Discrimination related to gender identity may directly influence vulnerability to HIV through increased exposure to unprotected receptive anal intercourse (URAI). Little is known about the relationship between gender-based discrimination (GBD) and URAI with stable partners among transgender women.

Methods

This mixed-methods research began with a cross-sectional survey conducted between 2014 and 2016 with transgender women in Salvador, the capital city in one of the poorest regions in Brazil. Respondent-driven sampling was used to recruit the study population. GBD was defined through Latent Class Analysis. Additionally, 19 semi-structured interviews with participants were transcribed and analyzed through thematic content analysis.

Results

URAI with stable partners was commonly reported (37.3%).
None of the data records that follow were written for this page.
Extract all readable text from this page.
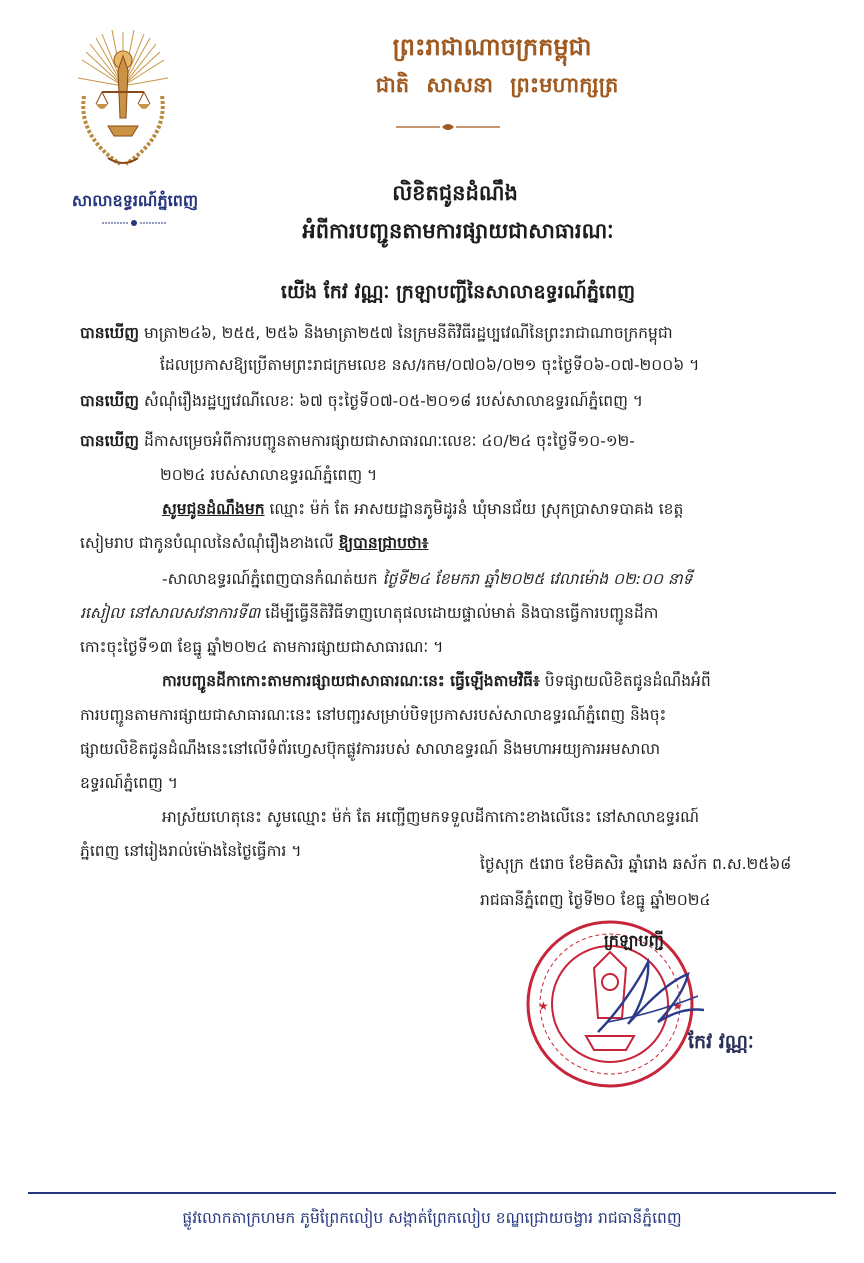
សាលាឧទ្ធរណ៍ភ្នំពេញ
ព្រះរាជាណាចក្រកម្ពុជា
ជាតិ សាសនា ព្រះមហាក្សត្រ
លិខិតជូនដំណឹង
អំពីការបញ្ជូនតាមការផ្សាយជាសាធារណៈ
យើង កែវ វណ្ណៈ ក្រឡាបញ្ជីនៃសាលាឧទ្ធរណ៍ភ្នំពេញ
បានឃើញ មាត្រា២៤៦, ២៥៥, ២៥៦ និងមាត្រា២៥៧ នៃក្រមនីតិវិធីរដ្ឋប្បវេណីនៃព្រះរាជាណាចក្រកម្ពុជា
ដែលប្រកាសឱ្យប្រើតាមព្រះរាជក្រមលេខ នស/រកម/០៧០៦/០២១ ចុះថ្ងៃទី០៦-០៧-២០០៦ ។
បានឃើញ សំណុំរឿងរដ្ឋប្បវេណីលេខៈ ៦៧ ចុះថ្ងៃទី០៧-០៥-២០១៨ របស់សាលាឧទ្ធរណ៍ភ្នំពេញ ។
បានឃើញ ដីកាសម្រេចអំពីការបញ្ជូនតាមការផ្សាយជាសាធារណៈលេខៈ ៤០/២៤ ចុះថ្ងៃទី១០-១២-
២០២៤ របស់សាលាឧទ្ធរណ៍ភ្នំពេញ ។
សូមជូនដំណឹងមក ឈ្មោះ ម៉ក់ តែ អាសយដ្ឋានភូមិដូរនំ ឃុំមានជ័យ ស្រុកប្រាសាទបាគង ខេត្ត
សៀមរាប ជាកូនបំណុលនៃសំណុំរឿងខាងលើ ឱ្យបានជ្រាបថា៖
-សាលាឧទ្ធរណ៍ភ្នំពេញបានកំណត់យក ថ្ងៃទី២៤ ខែមករា ឆ្នាំ២០២៥ វេលាម៉ោង ០២:០០ នាទី
រសៀល នៅសាលសវនាការទី៣ ដើម្បីធ្វើនីតិវិធីទាញហេតុផលដោយផ្ទាល់មាត់ និងបានធ្វើការបញ្ជូនដីកា
កោះចុះថ្ងៃទី១៣ ខែធ្នូ ឆ្នាំ២០២៤ តាមការផ្សាយជាសាធារណៈ ។
ការបញ្ជូនដីកាកោះតាមការផ្សាយជាសាធារណៈនេះ ធ្វើឡើងតាមវិធី៖ បិទផ្សាយលិខិតជូនដំណឹងអំពី
ការបញ្ជូនតាមការផ្សាយជាសាធារណៈនេះ នៅបញ្ជរសម្រាប់បិទប្រកាសរបស់សាលាឧទ្ធរណ៍ភ្នំពេញ និងចុះ
ផ្សាយលិខិតជូនដំណឹងនេះនៅលើទំព័រហ្វេសប៊ុកផ្លូវការរបស់ សាលាឧទ្ធរណ៍ និងមហាអយ្យការអមសាលា
ឧទ្ធរណ៍ភ្នំពេញ ។
អាស្រ័យហេតុនេះ សូមឈ្មោះ ម៉ក់ តែ អញ្ជើញមកទទួលដីកាកោះខាងលើនេះ នៅសាលាឧទ្ធរណ៍
ភ្នំពេញ នៅរៀងរាល់ម៉ោងនៃថ្ងៃធ្វើការ ។
ថ្ងៃសុក្រ ៥រោច ខែមិគសិរ ឆ្នាំរោង ឆស័ក ព.ស.២៥៦៨
រាជធានីភ្នំពេញ ថ្ងៃទី២០ ខែធ្នូ ឆ្នាំ២០២៤
★	★
ក្រឡាបញ្ជី
កែវ វណ្ណៈ
ផ្លូវលោកតាក្រហមក ភូមិព្រែកលៀប សង្កាត់ព្រែកលៀប ខណ្ឌជ្រោយចង្វារ រាជធានីភ្នំពេញ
GDB was positively associated with URAI among stable partners (OR = 6.47; IC 95%: 1.67–25.02). The analysis of the interviews illustrated how GBD impacted transgender women in diverse ways. Experiences with GBD perpetrated by the family often initiated a trajectory of economic vulnerability that led many to engage in survival sex work. The constant experience with GBD contributed to participants feeling an immense sense of trust with their stable partners, ultimately diminished their desire to use condoms. Further, the high frequency of GBD contributed to poor mental health overall, though some participants said engagement in transgender advocacy efforts provided a vital source of resilience and support.

Conclusion

Our mixed-method study capitalizes upon the strengths of diverse data sets to produce a holistic understanding of GBD and URAI with stable partners. Furthermore, by confirming the association between greater GBD and URAI, we have demonstrated how GBD can impact condom negotiation in diverse relationships.